Western states win injunction against ‘Waters of the United States’ rule
Courts in West Virginia and Georgia ruled earlier in the week that they did not have jurisdiction to rule on the lawsuits. The block is only enforced in the 13 states that requested its injunction, according to the Obama administration.
The EPA said in a statement that it is prepared to enforce the newly released rules in most states and “is considering next steps in the litigation”. For all other states, the rule goes into effect August 28.
The judge’s decision is a major hindrance for the Environmental Protection Agency (EPA) and the Army Corps of Engineers, who were already beginning their plans last Friday to begin the enforcement of the Waters of the United States Rule. The other parties to that lawsuit are: North Dakota, Alaska, Arizona, Arkansas, Idaho, Missouri, Montana, Nebraska, Nevada, South Dakota, Wyoming, the New Mexico Environment Department, and the New Mexico Office of the State Engineer. (Some states are suing in other federal courts).
Government agencies now have a better idea of what water the EPA has authority over, Lee said, and that means there should be fewer situations when it’s hard to determine which agency regulates it.
She says citizens need only look at his support for the land exchange that gave an global mining company rights to mine copper from Oak Flat, a sacred area to Native-American tribes in the region and popular recreation area, or his opposition to the mineral withdrawal around the Grand Canyon that put a prohibition on any new uranium mines in the area for 20 years.

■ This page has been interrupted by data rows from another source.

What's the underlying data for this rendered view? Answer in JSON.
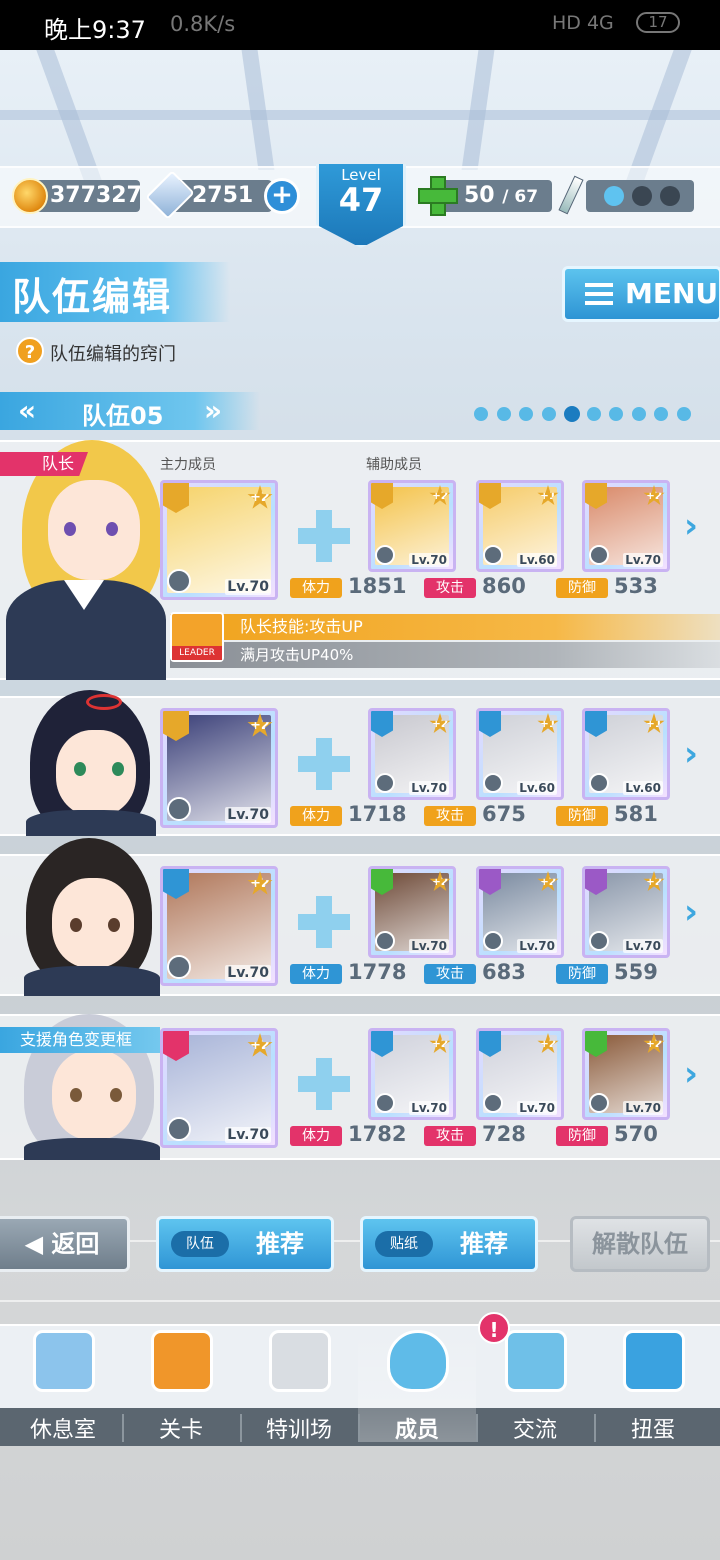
{
  "status_bar": {
    "time": "晚上9:37",
    "speed": "0.8K/s",
    "network": "HD 4G",
    "battery": "17"
  },
  "resources": {
    "coins": "377327",
    "gems": "2751",
    "level_label": "Level",
    "level": "47",
    "stamina": "50",
    "stamina_max": "/ 67"
  },
  "header": {
    "title": "队伍编辑",
    "hint": "队伍编辑的窍门",
    "menu_label": "MENU"
  },
  "team": {
    "name": "队伍05",
    "prev": "«",
    "next": "»",
    "pages": 10,
    "current_page": 5
  },
  "columns": {
    "main": "主力成员",
    "support": "辅助成员"
  },
  "tags": {
    "leader": "队长",
    "support_change": "支援角色变更框"
  },
  "leader_skill": {
    "icon_label": "LEADER",
    "name": "队长技能:攻击UP",
    "desc": "满月攻击UP40%"
  },
  "stat_labels": {
    "hp": "体力",
    "atk": "攻击",
    "def": "防御"
  },
  "rows": [
    {
      "main_lv": "Lv.70",
      "support_lv": [
        "Lv.70",
        "Lv.60",
        "Lv.70"
      ],
      "ranks": [
        "+2",
        "+2",
        "+1",
        "+2"
      ],
      "hp": "1851",
      "atk": "860",
      "def": "533"
    },
    {
      "main_lv": "Lv.70",
      "support_lv": [
        "Lv.70",
        "Lv.60",
        "Lv.60"
      ],
      "ranks": [
        "+2",
        "+2",
        "+1",
        "+1"
      ],
      "hp": "1718",
      "atk": "675",
      "def": "581"
    },
    {
      "main_lv": "Lv.70",
      "support_lv": [
        "Lv.70",
        "Lv.70",
        "Lv.70"
      ],
      "ranks": [
        "+2",
        "+2",
        "+2",
        "+2"
      ],
      "hp": "1778",
      "atk": "683",
      "def": "559"
    },
    {
      "main_lv": "Lv.70",
      "support_lv": [
        "Lv.70",
        "Lv.70",
        "Lv.70"
      ],
      "ranks": [
        "+2",
        "+2",
        "+2",
        "+2"
      ],
      "hp": "1782",
      "atk": "728",
      "def": "570"
    }
  ],
  "buttons": {
    "back": "返回",
    "team_chip": "队伍",
    "team_recommend": "推荐",
    "sticker_chip": "贴纸",
    "sticker_recommend": "推荐",
    "disband": "解散队伍"
  },
  "nav": {
    "items": [
      "休息室",
      "关卡",
      "特训场",
      "成员",
      "交流",
      "扭蛋"
    ],
    "active": "成员",
    "badge": "!"
  },
  "colors": {
    "accent": "#2f95d5",
    "hp_tag": "#f0a21c",
    "atk_tag": "#f0a21c",
    "def_tag": "#f0a21c",
    "red_tag": "#e3336a",
    "leader_band": "#f0a21c"
  }
}
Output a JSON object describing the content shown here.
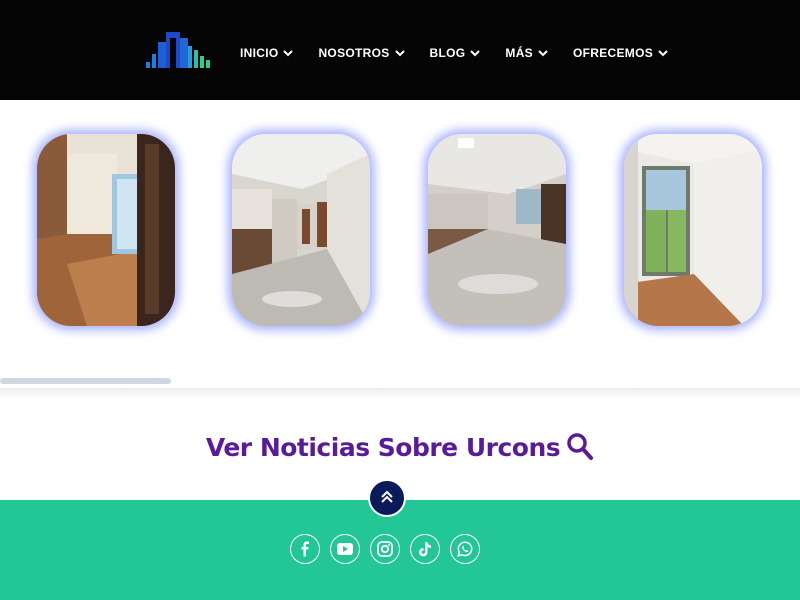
{
  "header": {
    "logo_icon": "building-logo-icon",
    "nav": [
      {
        "label": "INICIO",
        "icon": "chevron-down-icon"
      },
      {
        "label": "NOSOTROS",
        "icon": "chevron-down-icon"
      },
      {
        "label": "BLOG",
        "icon": "chevron-down-icon"
      },
      {
        "label": "MÁS",
        "icon": "chevron-down-icon"
      },
      {
        "label": "OFRECEMOS",
        "icon": "chevron-down-icon"
      }
    ]
  },
  "gallery": {
    "images": [
      {
        "subject": "room with wooden floor and window"
      },
      {
        "subject": "kitchen and hallway with tiled floor"
      },
      {
        "subject": "open kitchen and living area with tiled floor"
      },
      {
        "subject": "bedroom with wooden floor and glass door"
      }
    ],
    "scroll_progress": 0.21
  },
  "news": {
    "title": "Ver Noticias Sobre Urcons",
    "icon": "search-icon"
  },
  "footer": {
    "scroll_top_icon": "double-chevron-up-icon",
    "socials": [
      {
        "icon": "facebook-icon"
      },
      {
        "icon": "youtube-icon"
      },
      {
        "icon": "instagram-icon"
      },
      {
        "icon": "tiktok-icon"
      },
      {
        "icon": "whatsapp-icon"
      }
    ]
  },
  "colors": {
    "header_bg": "#050505",
    "accent_purple": "#5a1a9c",
    "footer_green": "#22c795",
    "scroll_button": "#0b1a5a",
    "photo_glow": "#5a6eff"
  }
}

Coming up on WGEM News at Ten, we’ll talk with the local farm bureau and lawmakers about the rules effects.
“This may be the great case study that we’ve been looking for”, Eddington said. “Clean water is important to all of us”. The rule extends federal regulation-and prohibitions on land use-to “tributaries”, which it defines as anything that directly or indirectly “contributes flow” to an actually navigable body of water or wetland and “is characterized by the presence of the physical indicators of a bed and banks and an ordinary high water mark”. The judge said that among other things, the rule would require “jurisdictional studies” of every proposed natural gas, oil or water pipeline project in North Dakota, a state which is at the center of an energy exploration boom.